「はー。眠いんじゃあー」
棗色の髪がひらひらと舞う。
放課後。今日も部室へ一番乗りだった俺達は、電気をつけて、いつもの席へと座っていた。
「お前毎日それいってるよな…」
俺は、ポケットから出したスマホへ視線を向けながら答える。
俺達の、第二の家みたいな感じになっているこの部室。入り口付近の棚にこれでもかとゲームやらが詰め込まれているのは、他では考えられない光景だろう。これは、今目の前で眠たそうにしている幼馴染の世良(せら)、こいつの私物だ。
「じゃあ、来るまで自由ってことでー」
こいつが、部を立ち上げるー、なんていった時俺は仰天ものだったが、その後の一言で、全てを察したのだった。
「ゲーム部!ゲーム部を作ろう!みんなで!」
あの理事長だ。娘の創部申請はすぐにOKされた。自由にしていても、何も文句を言われない。まさにフィクション。
だが、あの世良だ。
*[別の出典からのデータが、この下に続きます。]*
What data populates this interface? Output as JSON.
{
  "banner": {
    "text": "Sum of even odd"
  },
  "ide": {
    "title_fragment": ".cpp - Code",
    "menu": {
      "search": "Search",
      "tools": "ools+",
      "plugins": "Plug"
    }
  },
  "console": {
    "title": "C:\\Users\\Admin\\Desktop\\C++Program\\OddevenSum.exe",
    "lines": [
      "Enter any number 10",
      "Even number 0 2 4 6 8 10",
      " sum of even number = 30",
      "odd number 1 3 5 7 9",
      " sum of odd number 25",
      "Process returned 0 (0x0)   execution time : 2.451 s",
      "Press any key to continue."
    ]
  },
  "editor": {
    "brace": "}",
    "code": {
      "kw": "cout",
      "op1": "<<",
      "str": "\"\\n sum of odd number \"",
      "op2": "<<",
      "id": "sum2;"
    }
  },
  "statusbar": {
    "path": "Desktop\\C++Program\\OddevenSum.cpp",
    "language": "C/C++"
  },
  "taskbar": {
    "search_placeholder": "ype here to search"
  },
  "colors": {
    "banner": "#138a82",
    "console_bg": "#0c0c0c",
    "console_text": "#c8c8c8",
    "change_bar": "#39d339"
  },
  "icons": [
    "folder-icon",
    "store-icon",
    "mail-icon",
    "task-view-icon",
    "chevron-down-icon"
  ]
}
この様な待遇であっても、みんなは責めなかった。その後、暫く世良の寝息をバックに、静寂なひとときが訪れた。数十分して。
「おう!やってるか?」
山路(やまじ)が、ドアを開けて入ってきた。そして、
「こんにちはー」
優奈(ゆうな)も一緒だった。こいつらは、このゲーム部の部員達だ。
「やまっちー。遅いよー」
「いやー。今日はデートが長引いちまってさ。すまんね」
相変わらずのイケメン山路。これで成績もトップなんだから、世の中理不尽だ。
「じゃあ、今日もヌメヌメトーンしろー!」
世良がぶらぶらと揺れる。
「よしきたっ!オーケーよ。じゃあちょっと準備するわ」
おい、今歯が光ったぞ。歯が。爽やかすぎる。
その後。
山路と世良はゲームのセッティングをし、幾つかの動作を確認しあっている。その時、ふと視線を感じ、振り向いた。
「誠さん」
優奈だった。相変わらず、綺麗な桃色の髪だ。
「ああ、優奈。今日もありがとうな」
「いえいえ、お気になさらずに」
俺の隣へ、ゆっくりと座る。
視線の先は、世良と山路の二人。優奈も、多分そうだろう。
「…世良さんの体調は、どうですか?」
数トーン落ちた声だった。
壁に隔たれた様な、そんな気持ちになりながら。
「…あぁ、もう長くない。昨日は、一日寝ていたしな」
「そう…なんですね…」
「先日にやった治療も、ダメだったんだ」
「…世良ちゃん…」
窓から見える、夕凪の景色。
俺は、いつまで世良と、この日常を見られるのだろう。